Former Valhalla owners reminisce about Tahoe estate
By Kathryn Reed
CAMP RICHARDSON — Imagine nearly a hundred people in your house eating dinner and you don’t know most of them.
That was the reality Saturday night for Dee Dee and Raymond Goodrich. They used to own the Heller Estate. On Dec. 4 they were special guests for the Tahoe Tallac Association’s annual gala.
It was about 10 years since they were last in Lake Tahoe. The Goodrichs, who will have been married 68 years in January, came up in the summer. On camera they told stories of what life was like when they summered on the shores of Lake Tahoe, what the house was like, how it was decorated.
Sitting near the large fireplace in what is now known as the Grand Hall, members of the family chatted before the festivities began. Then they took their seat at the head table.

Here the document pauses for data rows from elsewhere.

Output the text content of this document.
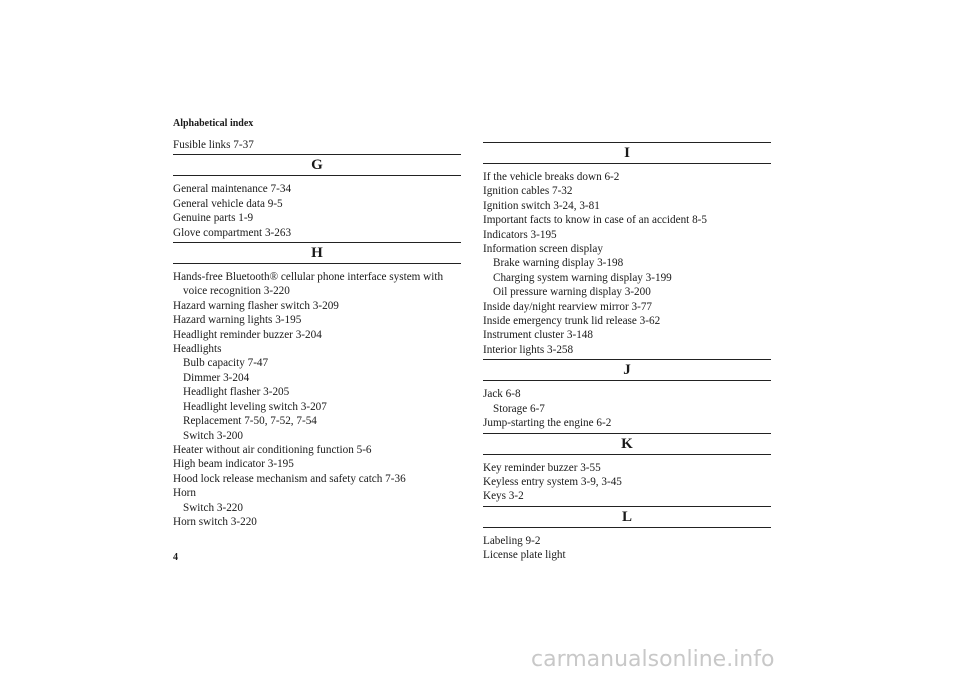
Alphabetical index

Fusible links 7-37

G

General maintenance 7-34

General vehicle data 9-5

Genuine parts 1-9

Glove compartment 3-263

H

Hands-free Bluetooth® cellular phone interface system with
voice recognition 3-220

Hazard warning flasher switch 3-209

Hazard warning lights 3-195

Headlight reminder buzzer 3-204

Headlights

Bulb capacity 7-47

Dimmer 3-204

Headlight flasher 3-205

Headlight leveling switch 3-207

Replacement 7-50, 7-52, 7-54

Switch 3-200

Heater without air conditioning function 5-6

High beam indicator 3-195

Hood lock release mechanism and safety catch 7-36

Horn

Switch 3-220

Horn switch 3-220

I

If the vehicle breaks down 6-2

Ignition cables 7-32

Ignition switch 3-24, 3-81

Important facts to know in case of an accident 8-5

Indicators 3-195

Information screen display

Brake warning display 3-198

Charging system warning display 3-199

Oil pressure warning display 3-200

Inside day/night rearview mirror 3-77

Inside emergency trunk lid release 3-62

Instrument cluster 3-148

Interior lights 3-258

J

Jack 6-8

Storage 6-7

Jump-starting the engine 6-2

K

Key reminder buzzer 3-55

Keyless entry system 3-9, 3-45

Keys 3-2

L

Labeling 9-2

License plate light

4
carmanualsonline.info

The couple, who reside in Santa Cruz, spoke a bit with Lake Tahoe News that night about their 10 years of owning what is now considered a historic estate. They bought the property from Wilber Kuhl in 1955. He had bought it from heirs of Walter and Claire Heller who first built the estate in the 1920s.
Raymond Goodrich is quick to say he wished he’d never sold the place in 1965. At the time, the property was owned with two other couples. One of the partners died and the Goodrichs didn’t have the money to buy the others out.

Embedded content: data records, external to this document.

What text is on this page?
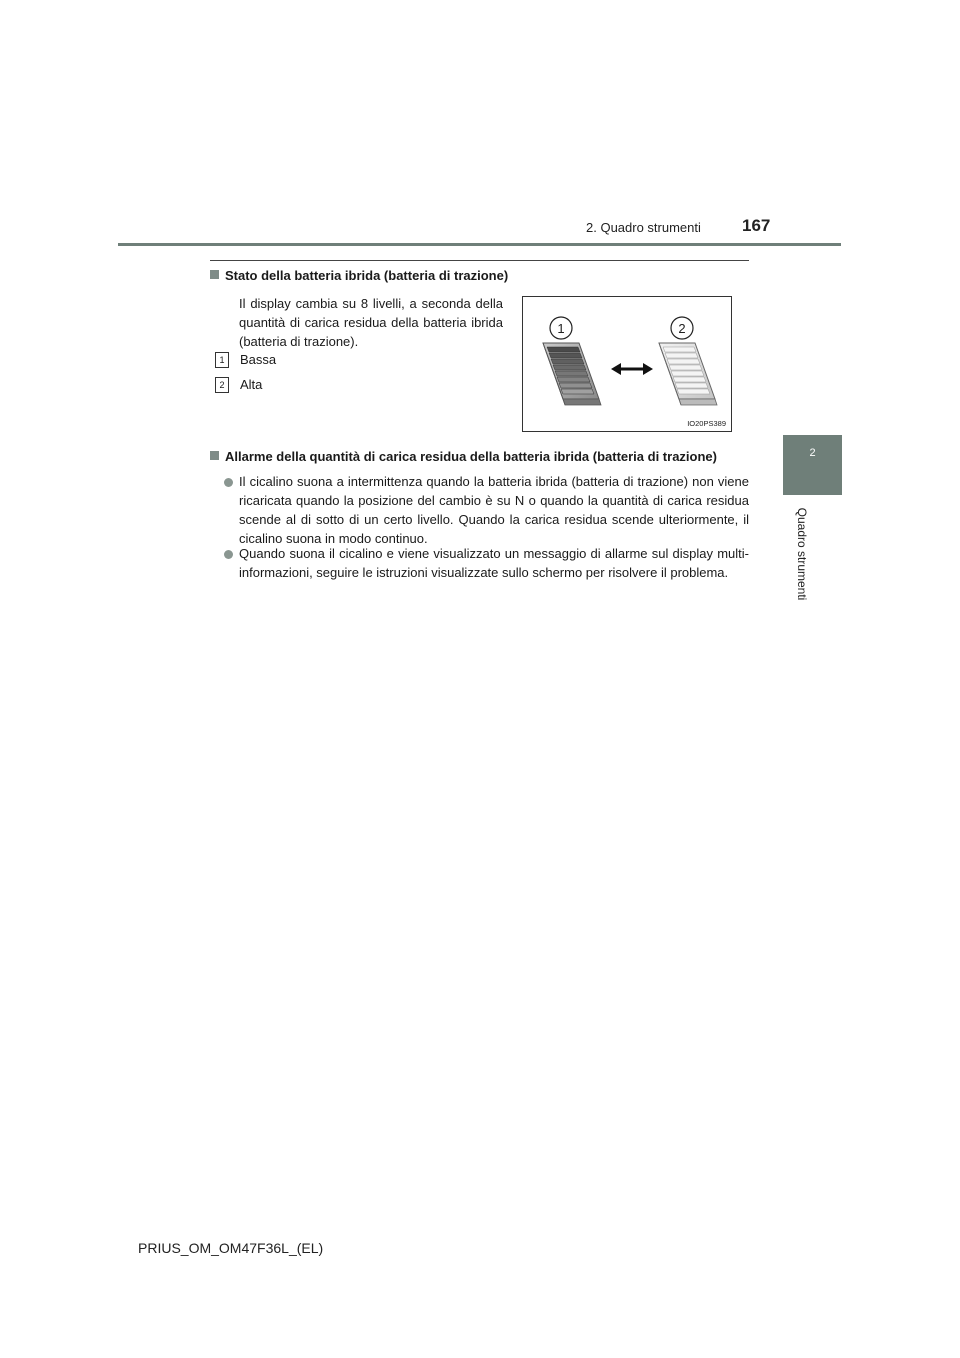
2. Quadro strumenti 167
2
Quadro strumenti
Stato della batteria ibrida (batteria di trazione)
Il display cambia su 8 livelli, a seconda della quantità di carica residua della batteria ibrida (batteria di trazione).
1 Bassa
2 Alta
1	2
IO20PS389
Allarme della quantità di carica residua della batteria ibrida (batteria di trazione)
Il cicalino suona a intermittenza quando la batteria ibrida (batteria di trazione) non viene ricaricata quando la posizione del cambio è su N o quando la quantità di carica residua scende al di sotto di un certo livello. Quando la carica residua scende ulteriormente, il cicalino suona in modo continuo.
Quando suona il cicalino e viene visualizzato un messaggio di allarme sul display multi-informazioni, seguire le istruzioni visualizzate sullo schermo per risolvere il problema.
PRIUS_OM_OM47F36L_(EL)
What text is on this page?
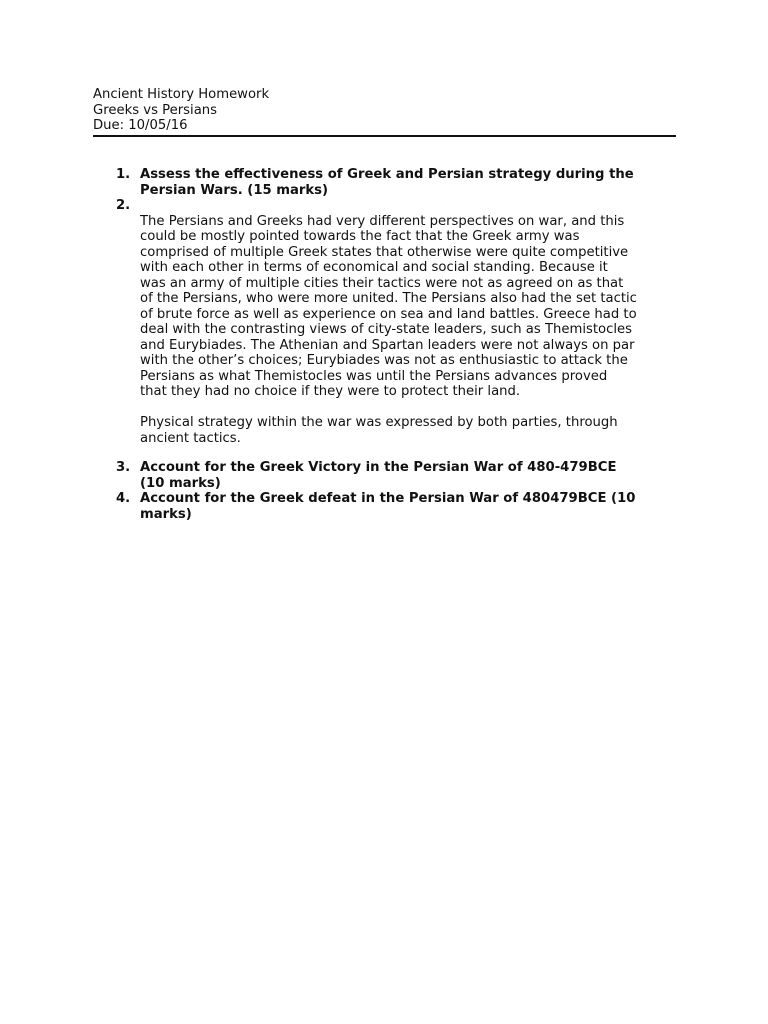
Ancient History Homework
Greeks vs Persians
Due: 10/05/16
1. Assess the effectiveness of Greek and Persian strategy during the
Persian Wars. (15 marks)
2.
The Persians and Greeks had very different perspectives on war, and this
could be mostly pointed towards the fact that the Greek army was
comprised of multiple Greek states that otherwise were quite competitive
with each other in terms of economical and social standing. Because it
was an army of multiple cities their tactics were not as agreed on as that
of the Persians, who were more united. The Persians also had the set tactic
of brute force as well as experience on sea and land battles. Greece had to
deal with the contrasting views of city-state leaders, such as Themistocles
and Eurybiades. The Athenian and Spartan leaders were not always on par
with the other’s choices; Eurybiades was not as enthusiastic to attack the
Persians as what Themistocles was until the Persians advances proved
that they had no choice if they were to protect their land.
Physical strategy within the war was expressed by both parties, through
ancient tactics.
3. Account for the Greek Victory in the Persian War of 480-479BCE
(10 marks)
4. Account for the Greek defeat in the Persian War of 480479BCE (10
marks)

Each couple stayed one month during the summer. The Goodrichs said they had it best with August being their month.
Three fireplaces kept the wide-open wood and rock structure warm. Even though central heating has since been installed, the single-pane windows and drafty old doors prove spending the night at the estate would be a chilling experience.
But it was those cold winters that provided refrigeration all summer for the Goodrichs and others. Raymond Goodrich explained how part of what is now the boathouse theater was an icehouse. Ed Zeller was the caretaker who lived year-round at the estate in a building near the boathouse that no longer exists. He made sure the blocks of ice were ready for summer.
“There was enough to last all summer,” Goodrich said of the ice.
The couple describes the stove they had as “monstrous.”
“It had eight burners and in the middle a griddle,” Dee Dee Goodrich said.
Her husband recalls many a morning watching Dee Dee making stacks and stacks of pancakes.
The expansive bottom floor where festivities are conducted is the same as it was when originally built. So is the U-shape upstairs.
Dee Dee Goodrich said besides the two suites there were three other bedrooms.
“There was a big sleeping porch, which was everyone’s favorite,” she said.
Raymond Goodrich often had to fly in for the weekends. At that time Lake Tahoe Airport’s runway was 6,000 feet. It’s 8,541 feet now. Having been a Navy pilot during World War II gave him plenty of practice landing on small strips.
The Goodrichs are pleased to see their old home being well cared for by the Tahoe Tallac Association. The association operates the summer arts festival at their old home and the boathouse. The vast lawn where croquet was once played by the Goodrich family, now is seldom used because of limitations the U.S. Forest Service has imposed on the association. The land is owned by the Forest Service, which acquired the property in 1971 from the South Tahoe Valhalla Corporation, the group the Goodrichs sold to. That group had planned to turn the area into a members-only yacht club.
While the land is now in public ownership, the Forest Service limits the access and uses. The 30-plus year prickly relationship between the arts group and Forest Service is said to be gradually softening.